Au. Prov.
TERNI – «Cinquant’anni. Mica pizza e fichi». Esordisce così Marco Torricelli, giornalista di razza, per annunciare la reunion della Quinta C Elettronici all’ITT Allievi Sangallo, cinquant’anni dopo il diploma. In 25, praticamente quasi tutti – la classe (maschile) era di 27 e solo due non sono riusciti a rimandare impegni presi fuori città – si ritroveranno nella scuola che «qualche volta abbiamo pure maledetto – dicono in coro – ma alla quale dobbiamo veramente molto». «A volte marinavamo, oppure non andavamo per far valere le nostre ragioni, come quando ci facemmo sentire per riavere il professore di italiano che ci aveva fatto amare la letteratura».
«Successe questo: l’anno della maturità entrò in classe un’ insegnante nuova presentandosi come la professoressa di italiano che ci avrebbe accompagnato alla maturità. Noi non replicammo, smettemmo semplicemente di andare a scuola, organizzando anche un sit in sotto al Provveditorato, fino a quando non venimmo ricevuti. Spiegammo a chi di dovere che non avremmo accettato, dopo 4 anni, di approcciarci in modo diverso allo studio della letteratura italiana, reclamando Giulio Biancifiori».

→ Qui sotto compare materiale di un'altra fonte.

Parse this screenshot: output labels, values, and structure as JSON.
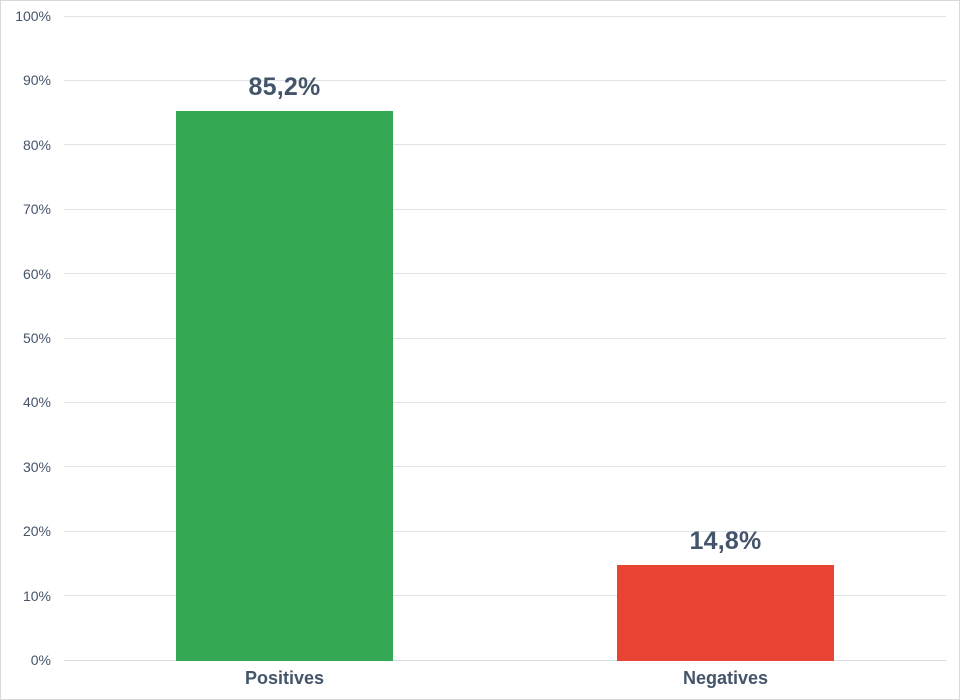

Per Giocondo Talamonti, il professore di elettronica dei magnifici 27, «quella fu una bella lezione di vita». «A questi ragazzi avevano cambiato uno dei loro punti di riferimento più importanti nell’anno più delicato, quello della maturità – ricorda Talamonti – e loro, uniti, in maniera pacifica, riuscirono a riaverlo». Giulio Biancifiori e Giocondo Talamonti saranno presenti alla reunion, sabato 31 maggio, all’ITT.
«Quegli anni passati insieme – dice uno dei 27 – ci hanno insegnato molto, a scuola e fuori, visto che molti di noi condividevano anche il tempo libero, ed hanno rappresentato momenti di crescita personale che poi, si è rivelata decisiva nelle attività, le più diverse, intraprese nella vita». I magnifici 27, 25 più 2 indsegnanti, swi ritroveranno nel piazzale antistante la scuola, per poi essere accompagnati dall’attuale dirigente dcolastico, Cinzia Fabrizi, in un tour che farà scoprire loro l’evoluzione della scuola e che culminerà con una cerimonia nella sala intitolata a Diego Tripepi, che nel ‘75 era vice preside».